- cross-posted to:
- linux@lemmy.world
- cross-posted to:
- linux@lemmy.world
cross-posted from: https://lemmy.world/post/14158942
I did a minimal Fedora 40 installation on my Thinkpad, so it’s possible I missed some package… I don’t have the Power entry in the notification settings; need that one to turn off the absolutely inane notification that the laptop’s about to suspend.
Searched dnf for anything resembling power, came up short. Any idea what to check for?
You can’t even read the title of the window properly, and it’s a short one! And there’s this ugly scramble of icons all clustered on the left. This may work and you may be used to it but Gnome is certainly not designed to be used like that.
Hiding all the buttons as the poster above told you to do is worse though.

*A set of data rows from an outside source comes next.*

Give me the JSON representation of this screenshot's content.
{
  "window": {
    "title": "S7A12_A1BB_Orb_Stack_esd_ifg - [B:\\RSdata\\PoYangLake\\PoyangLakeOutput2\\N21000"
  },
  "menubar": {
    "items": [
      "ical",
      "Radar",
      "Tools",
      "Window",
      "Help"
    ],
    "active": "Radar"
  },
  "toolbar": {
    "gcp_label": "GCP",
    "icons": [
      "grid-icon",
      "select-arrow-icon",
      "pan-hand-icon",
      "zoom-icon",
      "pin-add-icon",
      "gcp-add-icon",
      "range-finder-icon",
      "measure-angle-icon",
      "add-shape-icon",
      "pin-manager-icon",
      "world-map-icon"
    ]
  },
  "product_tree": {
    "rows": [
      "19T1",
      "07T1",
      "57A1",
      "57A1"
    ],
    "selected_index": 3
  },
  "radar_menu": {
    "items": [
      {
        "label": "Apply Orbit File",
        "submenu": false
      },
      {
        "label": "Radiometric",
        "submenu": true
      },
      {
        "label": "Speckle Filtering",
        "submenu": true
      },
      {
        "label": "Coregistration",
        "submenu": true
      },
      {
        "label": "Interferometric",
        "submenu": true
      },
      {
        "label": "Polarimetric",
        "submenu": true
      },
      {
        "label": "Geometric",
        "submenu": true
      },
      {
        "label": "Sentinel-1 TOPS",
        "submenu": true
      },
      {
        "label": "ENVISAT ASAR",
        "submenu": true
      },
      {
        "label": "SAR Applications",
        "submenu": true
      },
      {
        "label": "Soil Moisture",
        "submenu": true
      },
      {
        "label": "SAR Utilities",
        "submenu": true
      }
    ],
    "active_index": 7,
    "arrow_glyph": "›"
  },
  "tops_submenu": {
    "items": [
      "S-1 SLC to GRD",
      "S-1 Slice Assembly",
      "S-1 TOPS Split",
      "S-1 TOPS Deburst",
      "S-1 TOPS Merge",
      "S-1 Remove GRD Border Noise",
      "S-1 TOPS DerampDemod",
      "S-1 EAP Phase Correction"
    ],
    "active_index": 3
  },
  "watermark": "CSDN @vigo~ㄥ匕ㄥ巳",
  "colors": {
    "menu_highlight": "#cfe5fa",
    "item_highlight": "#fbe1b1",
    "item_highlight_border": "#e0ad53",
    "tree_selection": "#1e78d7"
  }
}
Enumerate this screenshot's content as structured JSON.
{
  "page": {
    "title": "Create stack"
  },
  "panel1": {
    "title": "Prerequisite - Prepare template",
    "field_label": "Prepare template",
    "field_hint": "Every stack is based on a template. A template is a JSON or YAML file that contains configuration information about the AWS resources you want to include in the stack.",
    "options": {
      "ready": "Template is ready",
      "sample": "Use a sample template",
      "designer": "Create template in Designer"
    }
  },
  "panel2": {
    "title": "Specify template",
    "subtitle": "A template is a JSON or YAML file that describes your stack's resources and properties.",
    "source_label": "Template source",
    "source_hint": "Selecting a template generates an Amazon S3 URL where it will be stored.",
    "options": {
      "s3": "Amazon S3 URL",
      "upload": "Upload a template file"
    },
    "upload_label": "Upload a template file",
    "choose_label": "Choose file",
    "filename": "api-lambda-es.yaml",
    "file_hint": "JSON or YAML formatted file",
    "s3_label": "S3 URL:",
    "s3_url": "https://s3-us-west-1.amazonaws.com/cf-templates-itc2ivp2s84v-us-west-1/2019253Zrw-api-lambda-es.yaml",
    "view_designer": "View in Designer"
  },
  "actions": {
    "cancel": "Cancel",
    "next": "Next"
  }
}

yeah, the over-crowdedness is only in the settings app, “normal” apps look fine
Why is it worse? On desktop there are shortcuts and on touch there are gestures. Those buttons are a relict from the last millenium
Because a significant number of people still interact with the desktop via mouse rather than keyboard shortcuts.
Hell, I use hot keys for most things but I still often prefer to quickly minimize a window with the cursor instead of reaching across the keyboard. The first thing I do with a vanilla Gnome installation is get Tweaks on there and restore window buttons.